As the Chavez administration takes over middle class apartment buildings in order to score points with the Venezuelan middle class, the truth is that it has failed to complete ots won projects, such as the picture above of a development in Vargas State, which sits abandoned, buildings already crumbing, despite the sign that hails “Welcome to anew project by the Bolivarian revolution”
The problem is that this project is part of the Vargas Plan 2005, an ambitious development plan for Vargas State, the most pro-Chavez one in the Nation, which was suppose to build some 13,000 apartments for the residents of that State. Only 230 of them have been completed.
This is the same Government that took over apartment complexes that were almost finished as a way of promoting its won image among the middle class. Sadly, they have been partially successful. Because there have indeed been abuses by the private construction sector, some induced by the ban of selling apartments indexed to inflation, but in the end the truth is the Government does even worse than the private sector. not only has the Government not completed these projects in Vargas, losing money and leaving them abandoned, but there are many others all over the place in the same condition. Because in the end the Government has become such a central part of all activities, that it is also failing at being a regulator. Thus, in the end it “intervenes”, “expropriates” and “takes over”, where it should be imposing penalties and regulating.
But it is all a matter of style. “Intervening” sounds threatening and ominous, exactly the image wants to convey.

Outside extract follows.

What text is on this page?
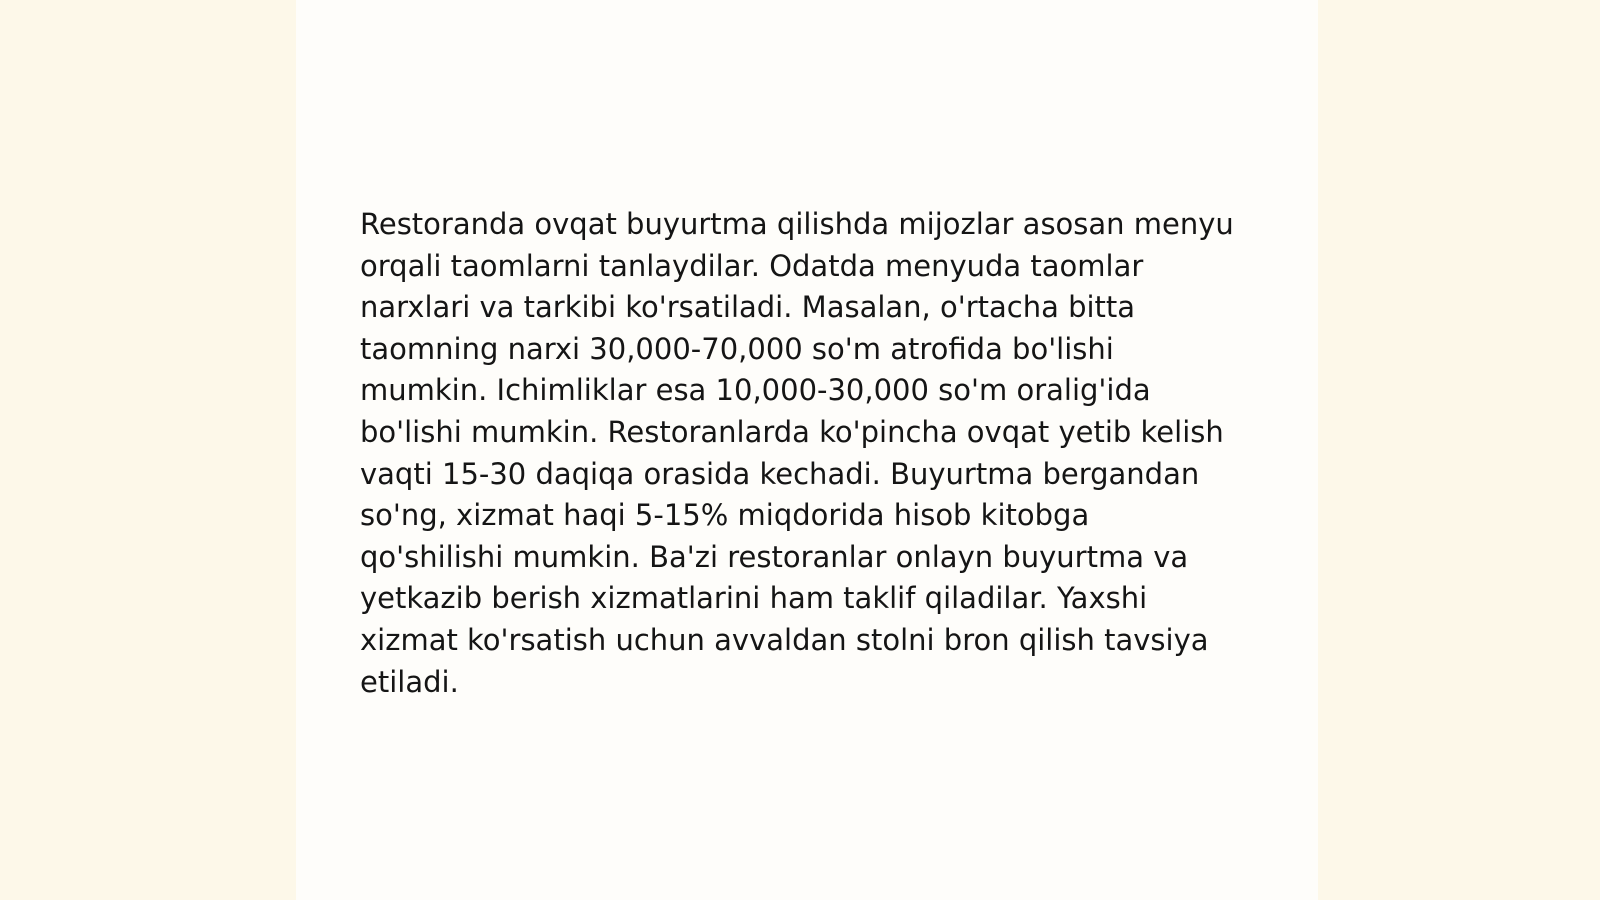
Restoranda ovqat buyurtma qilishda mijozlar asosan menyu orqali taomlarni tanlaydilar. Odatda menyuda taomlar narxlari va tarkibi ko'rsatiladi. Masalan, o'rtacha bitta taomning narxi 30,000-70,000 so'm atrofida bo'lishi mumkin. Ichimliklar esa 10,000-30,000 so'm oralig'ida bo'lishi mumkin. Restoranlarda ko'pincha ovqat yetib kelish vaqti 15-30 daqiqa orasida kechadi. Buyurtma bergandan so'ng, xizmat haqi 5-15% miqdorida hisob kitobga qo'shilishi mumkin. Ba'zi restoranlar onlayn buyurtma va yetkazib berish xizmatlarini ham taklif qiladilar. Yaxshi xizmat ko'rsatish uchun avvaldan stolni bron qilish tavsiya etiladi.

At the same time it sound bold and powerful, exactly what the Government wants the middle class to think. But in the end, it is all a war of words. In six months, the building projects will remain abandoned, forgotten in the same foggy cloud where most bold Chavista projects lie.
But perversely, many will keep a positive image of all these announcements. The image of a Government that cares for the people. A Government ready to step in and defend their rights. Unfortunately, their rights are being trampled once again when they are led to believe this has any meaning in their future.
In the end, it is actually the opposite. The private sector is more efficient than the Government despite all of its problems. But now that it feels and is threatened, it will simply stop building and investing which goes precisely against the goals of all middle class Venezuelans to own their own home.
The perverse thing is that it works in the end. These actions do give the Government popularity despite their overall negative effect. Proving once again, how populism can be successful even after a decade of failures.